See, e. g., Hodgson v. Cactus Craft of Arizona, 481 F. 2d 464, 467 (CA9 1973) (willful violation after two prior warnings and unkept promises of compliance); Laffey v. Northwest Airlines, Inc., 186 U. S. App. D. C. 322, 352-355, 567 F. 2d 429, 459-462 (1976) (intermediate standard; see text following this footnote), cert. denied, 434 U. S. 1086 (1978); Donovan v. KFC National Management Co., 682 F. 2d 603, 605 (CA6 1982) (voluntary conduct that employer knows might violate Act is willful).
The Secretary’s present opinion of the Jiffy June standard is expressed in her brief:
“As this Court found in Thurston (469 U. S. at 128), the ‘in the picture’ standard seems to give too little effect to Congress’s express intent to create two tiers of liability in the FLSA limitations provision. Among employers eventually found to have violated the FLSA, it would seem that there are not many who did not know that the Act was ‘in the picture.’ It may be ‘virtually impossible for an employer to show that he was unaware of the Act and its potential applicability’ (ibid.). In addition, the Jiffy June standard would impose a third year of liability even on those employers who firmly and reasonably (albeit wrongly) believe that their pay practices are lawful, a result that seems counter to the concerns expressed in the legislative process during the 89th Congress.” Brief for Petitioner 39-40 (footnote omitted).

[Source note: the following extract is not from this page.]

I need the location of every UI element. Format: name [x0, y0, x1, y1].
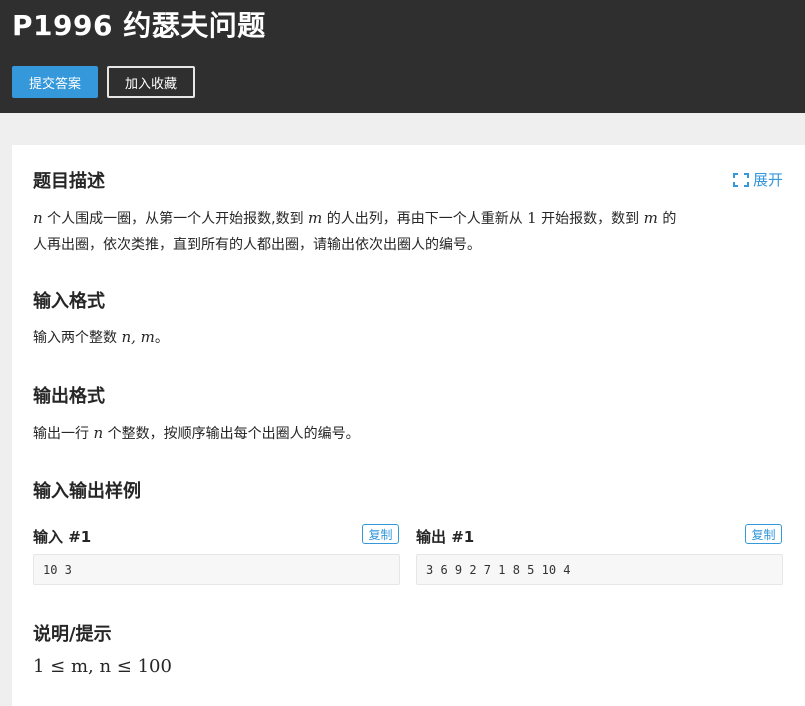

We recognize that there is some language in Trans World Airlines v. Thurston, 469 U. S. 111 (1985), not necessary to our holding, that would seem to permit a finding of unreasonableness to suffice as proof of knowing or reckless disregard, and thus that would render petitioner’s standard an appropriate statement of the law. See id., at 126. Our decision today should clarify this point: If an employer acts reasonably in determining its legal obligation, its action cannot be deemed willful under either petitioner’s test or under the standard we set forth. If an employer acts unreasonably, but not recklessly, in determining its legal obligation, then, although its action would be considered willful under petitioner’s test, it should not be so considered under Thurston or the identical standard we approve today.
Of course, we express no view as to whether, under the proper standard, respondent’s violation was “willful.” That determination is for the District Court to make on remand from the Court of Appeals.